I wanted to give him my condolences but he hadn’t called me so I didn’t have his number. My dad wouldn’t let it go. Each day he asked if he had called. He said, “Men of these days are no longer men. In our time, we would have been married by now. This one can’t bite, forget him. I will get you another man. You deserve to be taken care of.”

“Daaad! I don’t want another man. I’ve been through a lot. I will take it from here all by myself.”

Three months later, Benjie called; “I’m Benjie, do you remember me?”

“Benjie? The man at the hospital? Of course, I do. What happened to you?”

Days later we met. His father had been buried but the sadness in his soul wasn’t buried. He spoke fondly of his dad and who he was. It made me think about the death of my own father. Three dates later, he proposed. He used my dad’s introduction as the reason for his proposal and that made me feel some way. I told him, “I haven’t told you half of the story about me. I’m a divorcée with a child. My marriage was four years old before it collapsed. I’ve walked through the valley of the shadow of death barefoot. I don’t think love is for me.”

He said he didn’t mind. He’s a staunch believer of the universe. According to him, everything happens for a reason and there was a reason my dad introduced us. He wanted to know what that reason was so he was ready to go all the way. I asked him to be patient but he didn’t know what patient meant. He pushed until I finally accepted.

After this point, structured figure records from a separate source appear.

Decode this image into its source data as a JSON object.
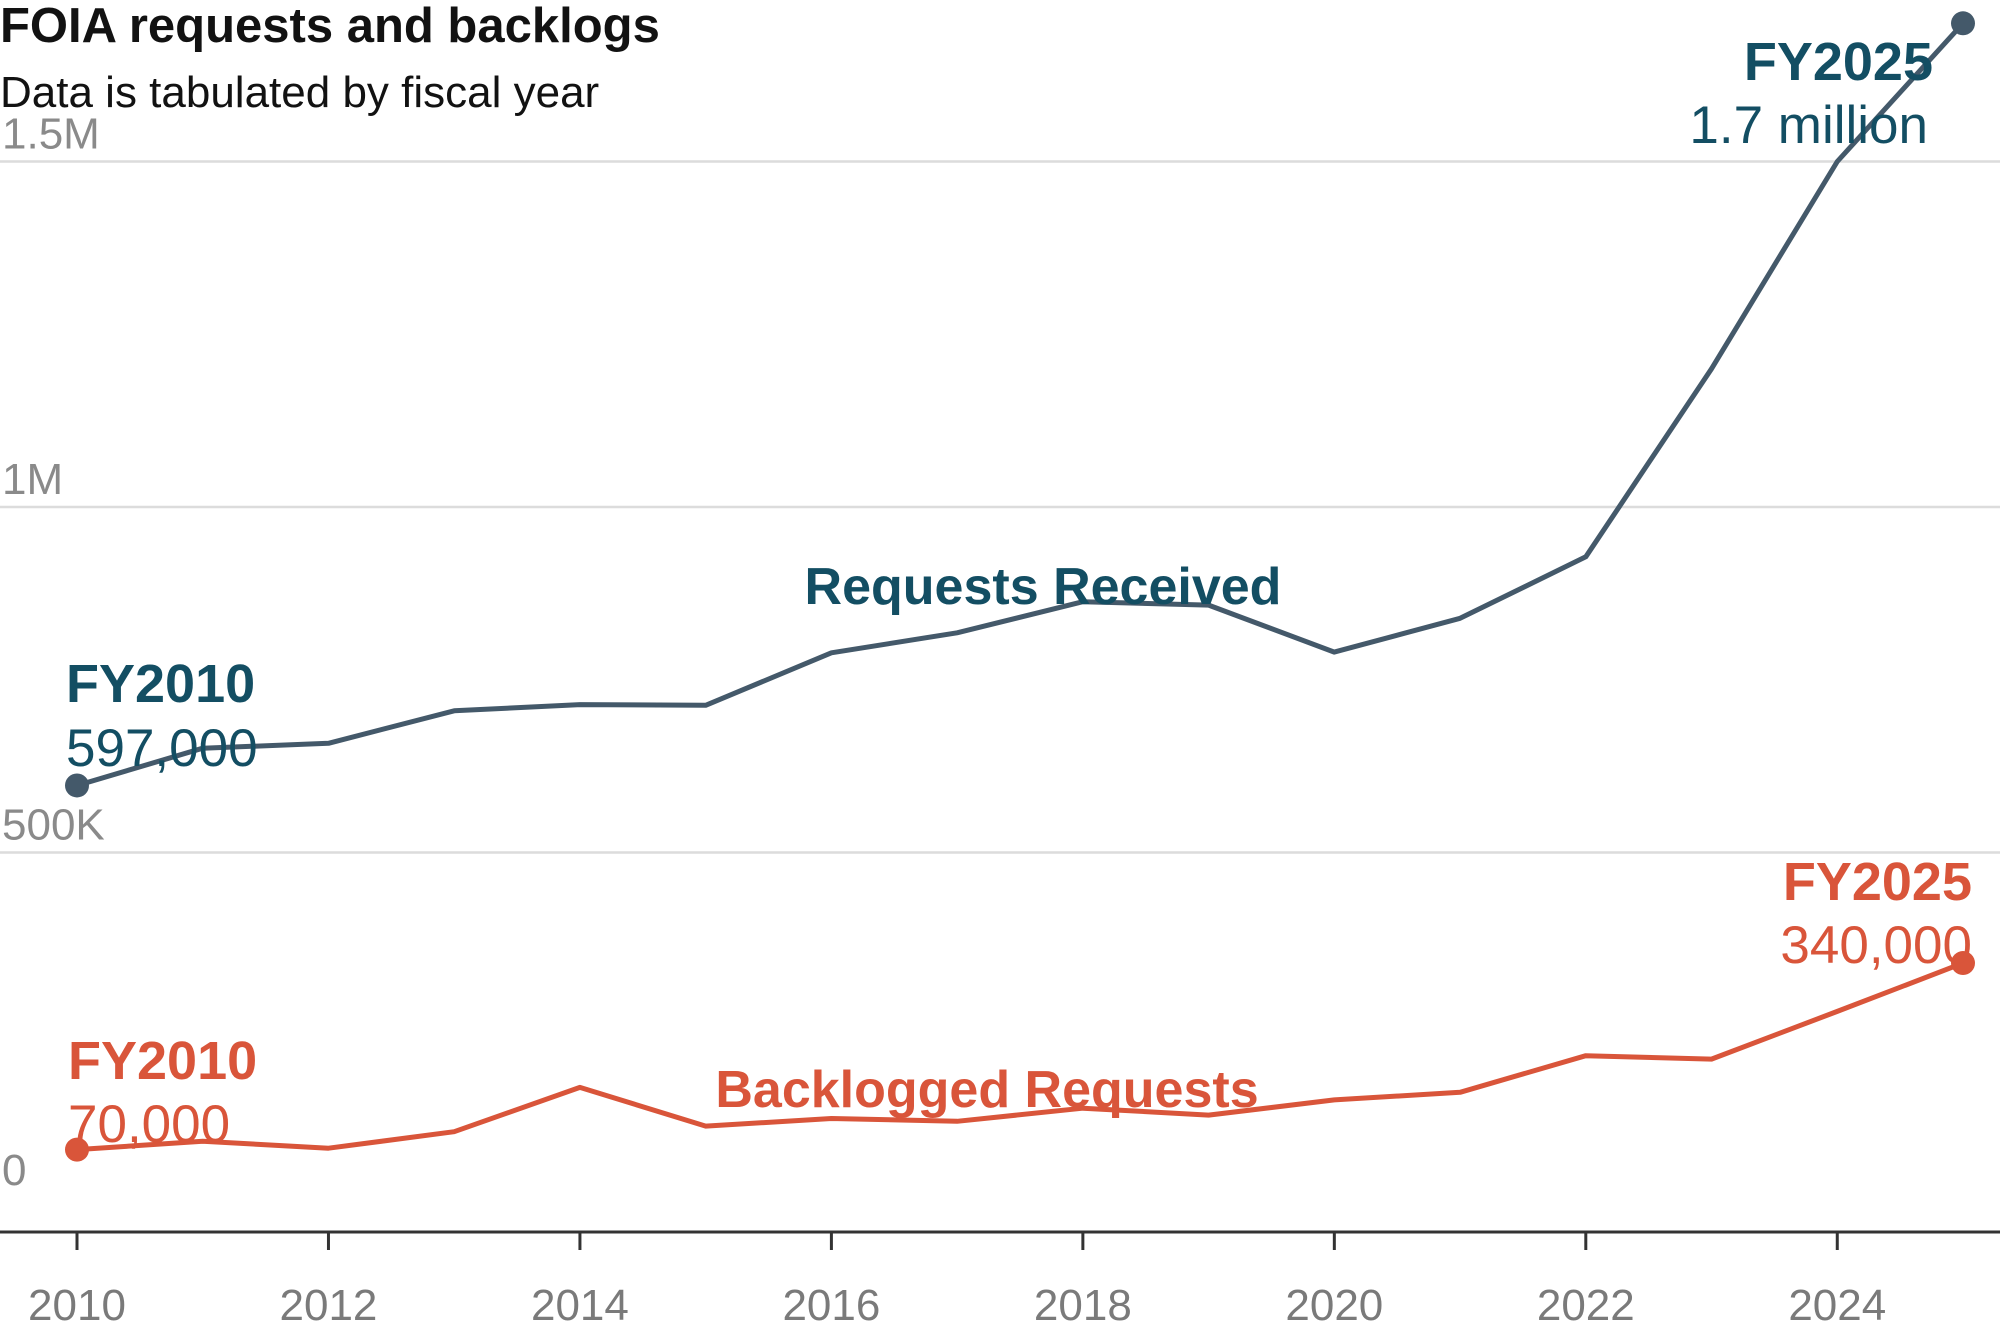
{
  "colors": {
    "requests": "#44596a",
    "requests_text": "#134e63",
    "backlog": "#d9553a"
  },
  "chart_data": {
    "type": "line",
    "title": "FOIA requests and backlogs",
    "subtitle": "Data is tabulated by fiscal year",
    "x": [
      2010,
      2011,
      2012,
      2013,
      2014,
      2015,
      2016,
      2017,
      2018,
      2019,
      2020,
      2021,
      2022,
      2023,
      2024,
      2025
    ],
    "x_ticks": [
      "2010",
      "2012",
      "2014",
      "2016",
      "2018",
      "2020",
      "2022",
      "2024"
    ],
    "y_ticks": [
      {
        "value": 0,
        "label": "0"
      },
      {
        "value": 500000,
        "label": "500K"
      },
      {
        "value": 1000000,
        "label": "1M"
      },
      {
        "value": 1500000,
        "label": "1.5M"
      }
    ],
    "ylim": [
      0,
      1700000
    ],
    "grid": true,
    "series": [
      {
        "name": "Requests Received",
        "values": [
          597000,
          651000,
          658000,
          705000,
          714000,
          713000,
          789000,
          818000,
          863000,
          858000,
          790000,
          839000,
          928000,
          1200000,
          1500000,
          1700000
        ],
        "start_label": "FY2010",
        "start_value": "597,000",
        "end_label": "FY2025",
        "end_value": "1.7 million"
      },
      {
        "name": "Backlogged Requests",
        "values": [
          70000,
          82000,
          72000,
          96000,
          160000,
          104000,
          115000,
          111000,
          130000,
          120000,
          142000,
          153000,
          206000,
          201000,
          270000,
          340000
        ],
        "start_label": "FY2010",
        "start_value": "70,000",
        "end_label": "FY2025",
        "end_value": "340,000"
      }
    ]
  }
}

I told my dad and he said, “Oh, I thought he couldn’t bite. He has bitten and even chewed it.”

Days later, Dad was back at the hospital. The same hospital, the same ward and in the same bed but this time around the sickness wasn’t the same. I got scared. He was sixty seven and anything at all could happen. Anytime I was with him, he asked of Benjie so I brought Benjie to visit the same ward his dad died. He cried. I understood him.

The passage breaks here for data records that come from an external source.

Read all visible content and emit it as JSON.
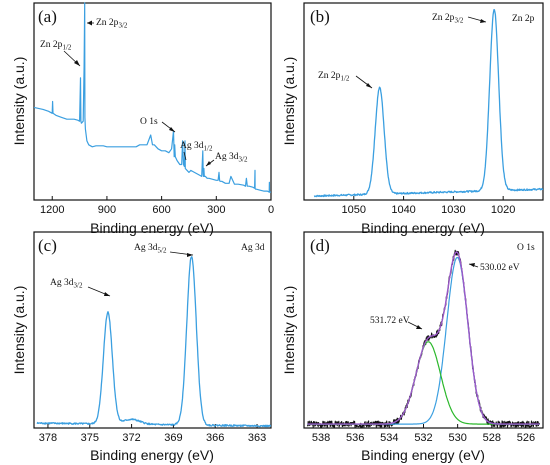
{
  "chart_data": [
    {
      "id": "a",
      "type": "line",
      "panel_label": "(a)",
      "xlabel": "Binding energy (eV)",
      "ylabel": "Intensity (a.u.)",
      "xlim": [
        1300,
        0
      ],
      "ylim": [
        0,
        100
      ],
      "xticks": [
        1200,
        900,
        600,
        300,
        0
      ],
      "color": "#3b9fe0",
      "series": [
        {
          "x": [
            1300,
            1250,
            1220,
            1200,
            1198,
            1196,
            1180,
            1150,
            1120,
            1100,
            1080,
            1060,
            1050,
            1045,
            1043,
            1040,
            1030,
            1025,
            1022,
            1021.5,
            1021,
            1018,
            1010,
            1000,
            980,
            960,
            940,
            920,
            900,
            880,
            860,
            840,
            820,
            800,
            780,
            760,
            740,
            720,
            700,
            680,
            660,
            650,
            640,
            620,
            600,
            580,
            560,
            545,
            535,
            531,
            528,
            525,
            515,
            500,
            490,
            485,
            480,
            475,
            472,
            470,
            460,
            450,
            440,
            420,
            400,
            380,
            374,
            372,
            370,
            368,
            366,
            360,
            350,
            340,
            320,
            300,
            290,
            285,
            282,
            280,
            270,
            260,
            250,
            230,
            220,
            200,
            180,
            150,
            140,
            135,
            130,
            120,
            100,
            90,
            88,
            87,
            85,
            80,
            60,
            40,
            20,
            10,
            9,
            8,
            5,
            0
          ],
          "y": [
            47,
            46,
            45,
            44,
            50,
            44,
            43,
            42,
            41,
            41,
            41,
            40.5,
            40,
            62,
            40,
            39,
            40,
            68,
            100,
            70,
            42,
            36,
            30,
            28,
            27,
            27.5,
            27.5,
            27.5,
            27,
            27,
            27,
            27,
            27,
            27,
            27,
            27,
            27,
            28,
            28,
            28,
            33,
            28,
            28,
            26,
            25,
            25,
            24,
            26,
            35,
            22,
            28,
            22,
            20,
            18,
            18,
            30,
            18,
            17,
            30,
            16,
            15,
            14,
            15,
            14,
            13,
            12,
            25,
            13,
            12,
            16,
            12,
            12,
            11,
            11,
            10.5,
            10,
            10,
            14,
            10,
            9.5,
            9.5,
            9,
            8.5,
            8.5,
            12,
            8,
            8,
            7.5,
            7,
            11,
            7,
            7,
            6.5,
            6,
            15,
            6,
            5.5,
            5.5,
            5,
            4.5,
            4.5,
            4,
            9,
            4,
            4,
            4
          ]
        }
      ],
      "annotations": [
        "Zn 2p1/2",
        "Zn 2p3/2",
        "O 1s",
        "Ag 3d1/2",
        "Ag 3d3/2"
      ]
    },
    {
      "id": "b",
      "type": "line",
      "panel_label": "(b)",
      "corner_label": "Zn 2p",
      "xlabel": "Binding energy (eV)",
      "ylabel": "Intensity (a.u.)",
      "xlim": [
        1060,
        1012
      ],
      "ylim": [
        0,
        100
      ],
      "xticks": [
        1050,
        1040,
        1030,
        1020
      ],
      "color": "#3b9fe0",
      "series": [
        {
          "peaks": [
            {
              "center": 1044.8,
              "height": 54,
              "width": 0.9
            },
            {
              "center": 1021.8,
              "height": 92,
              "width": 0.9
            }
          ],
          "baseline_start": 2,
          "baseline_end": 5.5,
          "x_start": 1058,
          "x_end": 1012
        }
      ],
      "annotations": [
        "Zn 2p1/2",
        "Zn 2p3/2"
      ]
    },
    {
      "id": "c",
      "type": "line",
      "panel_label": "(c)",
      "corner_label": "Ag 3d",
      "xlabel": "Binding energy (eV)",
      "ylabel": "Intensity (a.u.)",
      "xlim": [
        379,
        362
      ],
      "ylim": [
        0,
        100
      ],
      "xticks": [
        378,
        375,
        372,
        369,
        366,
        363
      ],
      "color": "#3b9fe0",
      "series": [
        {
          "peaks": [
            {
              "center": 373.7,
              "height": 57,
              "width": 0.32
            },
            {
              "center": 367.7,
              "height": 86,
              "width": 0.34
            },
            {
              "center": 372.0,
              "height": 2.5,
              "width": 0.6
            }
          ],
          "baseline_start": 2.5,
          "baseline_end": 1.0,
          "x_start": 378.8,
          "x_end": 362
        }
      ],
      "annotations": [
        "Ag 3d3/2",
        "Ag 3d5/2"
      ]
    },
    {
      "id": "d",
      "type": "line",
      "panel_label": "(d)",
      "corner_label": "O 1s",
      "xlabel": "Binding energy (eV)",
      "ylabel": "Intensity (a.u.)",
      "xlim": [
        539,
        525
      ],
      "ylim": [
        0,
        100
      ],
      "xticks": [
        538,
        536,
        534,
        532,
        530,
        528,
        526
      ],
      "series": [
        {
          "role": "raw",
          "color": "#111111",
          "components": [
            "531.72",
            "530.02"
          ]
        },
        {
          "role": "fit",
          "color": "#9b59c9",
          "components": [
            "531.72",
            "530.02"
          ]
        },
        {
          "role": "component",
          "color": "#3b9fe0",
          "center": 530.02,
          "height": 85,
          "width": 0.62
        },
        {
          "role": "component",
          "color": "#2cb82c",
          "center": 531.72,
          "height": 42,
          "width": 0.72
        }
      ],
      "baseline": 2,
      "annotations": [
        "530.02 eV",
        "531.72 eV"
      ]
    }
  ]
}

I was spending the nights at the hospital so he came around one night. We were in his car making out while my dad was struggling to breathe through the oxygen mask. It didn’t feel right. I told him, “I’m praying to God for healing while sinning. Can we take a break until he gets better?” He said No.

Dad got better and was sent home. His health was steady for months. His eyes glowed and could walk like he used to. While he walked steadily, our relationship began to fly. It was like a free-spirited child playing on a large prairie.

Eleven months later, he proposed marriage.

“Are you serious? No, you can’t be.”

He was serious so he came to tell my dad about it. My dad told me, “I’m happy where this is going. If tomorrow I’m not around, at least, there’s someone to take care of you. I will rest in perfect peace.”

I wished he could live longer to witness everything but he couldn’t wait. He picked the date for our wedding but decided to die a week before our wedding. It is a fearful thing to love what death can touch. Death touched the centre of everything I loved when it took Dad away.

How could we mourn and cheer at the same time? We had to choose one. We chose to mourn and reserve joy for the morning. We postponed our wedding but on the date we were supposed to have the wedding, while my dad was at the mortuary, Benjie took me to a garden and said, “Everyone is here. Just imagine we are getting married. The priest is here, your father’s soul is on the front row. He’s looking at us. What will you say?”

“I do. That’s what I will say.”

“Great. The priest says I should kiss the bride.”

Just when he drew closer, I pulled away. “I don’t like this rehearsal. Let’s wait for the day.”

We buried my dad in May. In November, I stripped my black dress off and walked into a white gown. My father’s brother walked me to Benjie. I said I do and he said the same too. When it got to, “You may kiss the bride,” I broke down in tears. “Dad should have been here,” I thought to myself. “He should have been here to see me do it for the second time. The one I chose failed. He chose this one for me. What if…”

We’ve already done four years. Exactly the point where the first one failed but there is no crack in this wall. The foundations still stand because we are deliberate in everything we do. So far, my dad is resting in peace. Or playing in the prairie, where free-spirited children would love to play because they are at peace.